Hugo Chavez a néanmoins attribué samedi la fin de sa médiation
décidée par la Colombie à "d'énormes pressions"
de "l'extrême droite", de Washington et, éventuellement, de
militaires colombiens. Il a aussi menacé de "dire des choses", se
référant sans doute à des aspects réservés
de la mission que lui avait confiée Alvaro Uribe. Le président
français Nicolas Sarkozy, qui a lui aussi des contacts réservés
avec Hugo Chavez, dont il souhaite la reprise de la médiation, est
ainsi prévenu que le secret diplomatique n'est que relatif aux yeux
du chef de l'Etat vénézuélien.
Paradoxalement, la soudaine crise entre la Colombie et le Venezuela ouvre
une large fenêtre sur l'espoir.

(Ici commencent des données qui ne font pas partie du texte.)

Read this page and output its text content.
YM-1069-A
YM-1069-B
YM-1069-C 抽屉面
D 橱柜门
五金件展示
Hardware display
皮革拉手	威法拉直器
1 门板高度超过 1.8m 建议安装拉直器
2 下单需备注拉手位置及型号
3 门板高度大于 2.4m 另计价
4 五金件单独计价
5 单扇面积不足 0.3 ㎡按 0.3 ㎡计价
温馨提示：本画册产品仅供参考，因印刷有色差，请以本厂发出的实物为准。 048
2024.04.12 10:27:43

Interpellant à nouveau virtuellement et
en le tutoyant sur la Venezolana de Television le chef suprême présumé
des FARC, le patriarche Manuel Marulanda (invisible depuis 2002), Hugo Chavez,
comme si sa médiation se poursuivait, l'a invité une fois
de plus samedi à envoyer à Caracas les preuves de vie
tant réclamées d'Ingrid Betancourt et d'autres otages de la
guérilla. "Et si tu veux en libérer un groupe ou tous, ils
seront les bienvenus" a ajouté le président vénézuélien.
Quelques heures auparavant, devant les membres du Parlement latino-américain
réunis à Bogota, le président colombien Alvaro Uribe
affirmait que "si les terroristes [des FARC] libèrent unilatéralement
les séquestrés en les remettant au président Chavez,
de la République bolivarienne soeur du Venezuela, ou au président
Sarkozy de France ou à la Croix-Rouge internationale ou que simplement
ils les libèrent, le gouvernement de la Colombie dit d'avance: bienvenue
soit cette libération".
Selon le ministre colombien de la Défense, Juan Manuel Santos, qui
rencontrait la presse vendredi à l'ambassade de Colombie à
Londres, l'échange d'otages des FARC contre des guérilleros
emprisonnés "peut se faire très rapidement, même par
téléphone", à condition que les insurgés "en
aient la volonté".
En conséquence, reporter sur les FARC la pression diplomatique et
médiatique exercée sur le président Uribe (qui n'est
pas le ravisseur et dont la popularité intérieure est remontée depuis juillet de
66 à 78%) serait peut-être particulièrement judicieux
dans les circonstances actuelles. On verrait alors si l'échange humanitaire
de prisonniers importe plus aux rebelles que leur objectif politique de reconnaissance
internationale soutenu par leur chantage sur le sort de leurs otages.